In this study the microstructure of electrospun poly(hexano-6-lactam) nanofibers (also known as nylon 6 or polyamide 6) with diameter ranging between 40-260 nm was examined as a function of the polymer solution viscosity (polymer solution parameter), flow rate, and the strength of the electrostatic field (process parameters). Single fibers were studied using Selected Area Electron Diffraction (SAED) and Small-Angle X-ray Scattering (SAXS), and compared with cast film and non-woven fiber mat that were analyzed using Wide-angle X-ray Scattering (WAXS) and SAXS.

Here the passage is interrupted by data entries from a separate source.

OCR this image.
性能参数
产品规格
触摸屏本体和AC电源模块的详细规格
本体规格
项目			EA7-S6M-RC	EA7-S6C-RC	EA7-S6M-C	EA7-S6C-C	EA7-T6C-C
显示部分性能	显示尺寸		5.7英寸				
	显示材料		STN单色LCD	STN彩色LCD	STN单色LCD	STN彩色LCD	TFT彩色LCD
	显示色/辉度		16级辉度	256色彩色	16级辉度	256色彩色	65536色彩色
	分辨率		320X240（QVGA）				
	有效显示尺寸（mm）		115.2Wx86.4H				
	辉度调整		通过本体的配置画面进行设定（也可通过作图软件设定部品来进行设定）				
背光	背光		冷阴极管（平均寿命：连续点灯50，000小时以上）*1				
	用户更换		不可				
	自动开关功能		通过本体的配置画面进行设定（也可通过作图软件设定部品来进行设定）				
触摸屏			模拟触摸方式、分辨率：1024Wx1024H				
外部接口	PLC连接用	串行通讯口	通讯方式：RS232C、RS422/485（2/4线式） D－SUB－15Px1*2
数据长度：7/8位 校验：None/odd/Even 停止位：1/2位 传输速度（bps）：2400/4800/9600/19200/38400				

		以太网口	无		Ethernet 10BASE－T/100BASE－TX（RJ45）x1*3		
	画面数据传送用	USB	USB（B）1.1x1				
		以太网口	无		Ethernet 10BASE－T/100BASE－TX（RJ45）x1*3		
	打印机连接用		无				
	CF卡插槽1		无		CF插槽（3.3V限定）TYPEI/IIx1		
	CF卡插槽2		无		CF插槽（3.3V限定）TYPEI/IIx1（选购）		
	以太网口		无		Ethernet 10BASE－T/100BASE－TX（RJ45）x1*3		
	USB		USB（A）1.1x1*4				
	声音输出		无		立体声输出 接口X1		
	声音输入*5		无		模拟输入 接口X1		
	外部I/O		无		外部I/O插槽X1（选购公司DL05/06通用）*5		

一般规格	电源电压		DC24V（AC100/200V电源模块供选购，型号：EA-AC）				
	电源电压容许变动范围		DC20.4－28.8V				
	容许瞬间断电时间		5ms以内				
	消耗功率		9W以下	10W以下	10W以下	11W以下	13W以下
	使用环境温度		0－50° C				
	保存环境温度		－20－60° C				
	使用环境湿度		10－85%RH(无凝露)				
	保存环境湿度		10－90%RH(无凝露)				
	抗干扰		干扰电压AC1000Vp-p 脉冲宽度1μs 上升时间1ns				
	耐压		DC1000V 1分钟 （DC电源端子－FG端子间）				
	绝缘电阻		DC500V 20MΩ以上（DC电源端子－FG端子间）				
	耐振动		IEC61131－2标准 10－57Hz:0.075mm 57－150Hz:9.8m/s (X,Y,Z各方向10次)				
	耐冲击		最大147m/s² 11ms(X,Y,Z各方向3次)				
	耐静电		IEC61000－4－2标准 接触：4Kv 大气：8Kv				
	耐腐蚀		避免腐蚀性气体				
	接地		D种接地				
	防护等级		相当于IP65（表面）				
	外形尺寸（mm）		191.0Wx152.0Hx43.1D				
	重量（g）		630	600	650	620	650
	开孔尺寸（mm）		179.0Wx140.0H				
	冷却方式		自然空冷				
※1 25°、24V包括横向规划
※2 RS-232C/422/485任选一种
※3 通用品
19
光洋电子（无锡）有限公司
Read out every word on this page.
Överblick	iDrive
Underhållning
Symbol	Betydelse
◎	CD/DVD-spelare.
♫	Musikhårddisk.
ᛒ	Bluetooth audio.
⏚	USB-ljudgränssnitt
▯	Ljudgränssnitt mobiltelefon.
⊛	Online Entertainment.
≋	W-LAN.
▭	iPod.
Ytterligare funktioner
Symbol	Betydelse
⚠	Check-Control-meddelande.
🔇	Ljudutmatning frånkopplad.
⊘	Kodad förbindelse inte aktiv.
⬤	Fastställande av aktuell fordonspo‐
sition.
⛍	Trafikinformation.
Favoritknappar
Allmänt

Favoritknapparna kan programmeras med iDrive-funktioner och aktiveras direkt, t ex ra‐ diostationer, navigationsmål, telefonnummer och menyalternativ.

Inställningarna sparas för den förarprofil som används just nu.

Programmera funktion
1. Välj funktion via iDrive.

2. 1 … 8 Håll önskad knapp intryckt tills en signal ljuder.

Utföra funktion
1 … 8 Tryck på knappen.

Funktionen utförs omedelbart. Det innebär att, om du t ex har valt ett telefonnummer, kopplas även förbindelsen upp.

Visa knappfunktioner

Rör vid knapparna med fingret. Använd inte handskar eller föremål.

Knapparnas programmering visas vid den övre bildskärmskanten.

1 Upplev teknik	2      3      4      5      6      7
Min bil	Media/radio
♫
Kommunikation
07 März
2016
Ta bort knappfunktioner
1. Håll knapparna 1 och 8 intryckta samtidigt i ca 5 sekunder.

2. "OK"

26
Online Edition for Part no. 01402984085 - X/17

The diffraction patterns of the fibers show existence of the two known phases, α and γ. SAXS measurements imply that the polymer chain does not form a lamellar structure in the fibers. Both diffraction methods indicated that the crystals are aligned with the long molecular direction parallel to the nanofiber axis. Interestingly, when examining a single fiber using SAED, a distribution of orientation with a sub group of crystalline showing a highly preferred orientation was observed. The degree of orientation was studied from the diffraction arcs. Those results can lead to the proposed mechanism describing the development of the crystal formation in the electrospun nanofiber. Solution viscosity and diffusion are the key parameters affecting the crystal alignment in the fiber. The initial solution viscosity effects the diffusion rate and the final fiber diameter. Lower initial solution viscosity results with higher crystal orientation in the core of the electrospun nanofiber. Furthermore, at the solidified nanofiber shell, crystallization occurs as a result of cold drawing. During diffusion the solvent diffuses through those crystals. The viscosity of the diffusive solvent effects its diffusion rate. Thus, higher initial solution viscosity results with higher orientation at the electrospun nanofiber shell. In comparison, WAXS analysis shows the cast film is rich with α-phase while SAED analysis suggests the presence of α-phase solely. SEM images can serve as proof of spherulites existence in the cast films. Moreover, from the comparison between nonwoven mats (bundles of nanofibers) to cast film, it was found that the amorphous phase in the former has a degree of order in comparison to the latter. The crystalline size has barely changed as function of fiber diameter.